Adrienne LeBas — Can Social Intermediaries Build the State? Taxation and State-Building in Lagos, Nigeria
Adrienne LeBas — Can Social Intermediaries Build the State? Taxation and State-Building in Lagos, Nigeria
Thursday, February 26, 202612:00 PM - 1:15 PM (Pacific)
Virtual to Public. If prompted for a password, use: 123456
Only those with an active Stanford ID with access to William J. Perry Conference Room in Encina Hall may attend in person.
Why have efforts to improve tax compliance in low-income countries, especially in sub-Saharan Africa, failed? Existing policy and research ignore the central importance of non-state institutions in low-income countries, which both mediate interactions between states and citizens and provide governance in their own right.
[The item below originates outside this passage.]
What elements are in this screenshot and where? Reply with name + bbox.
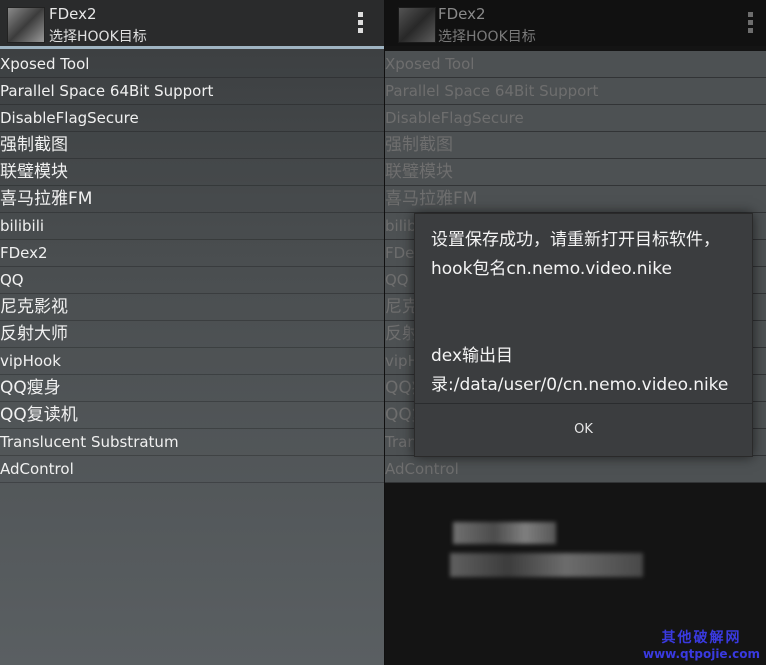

Can Social Intermediaries Build the State? presents a new theory of how non-state institutions shape tax collection and state-building. Drawing on a field experiment, qualitative work, and survey data from Lagos, Nigeria, the book argues that the strength of social intermediaries and their role in clientelistic exchange makes taxation and state-building more difficult.
ABOUT THE SPEAKER
Adrienne LeBas (PhD, Columbia University) joined American University's Department of Government in the fall of 2009. Prior to joining AU, LeBas was a Prize Research Fellow at Nuffield College, University of Oxford, and Assistant Professor of Political Science and African Studies at Michigan State University. Her research interests include democratic institutions, political violence, and the rule of law. She is the author of the award-winning From Protest to Parties: Party-Building and Democratization in Africa (Oxford University Press, 2011) and articles in the American Political Science Review, the British Journal of Political Science, Comparative Political Studies, the Journal of Democracy, and elsewhere. LeBas also worked as a consultant for Human Rights Watch in Zimbabwe, where she lived from 2002 to 2003.
Dr. LeBas's research has been supported by grants from the EGAP Metaketa program, the Abdul Latif Jameel Poverty Action Lab (J-PAL), the Harry Frank Guggenheim Foundation, and the Department for International Development (UK), among others. During the 2015-2016 academic year, LeBas was a residential fellow at the Woodrow Wilson International Center for Scholars in Washington, DC. She is currently working on her second solo-authored book, which investigates the reasons for persistent election violence in some democratizing countries. With Jessica Gottlieb of the University of Houston, she is also writing a book on taxation and contradictory logics of state-building in Lagos, Nigeria. In spring 2024, she is a visiting professor at Sciences Po's Centre de recherches internationales in Paris.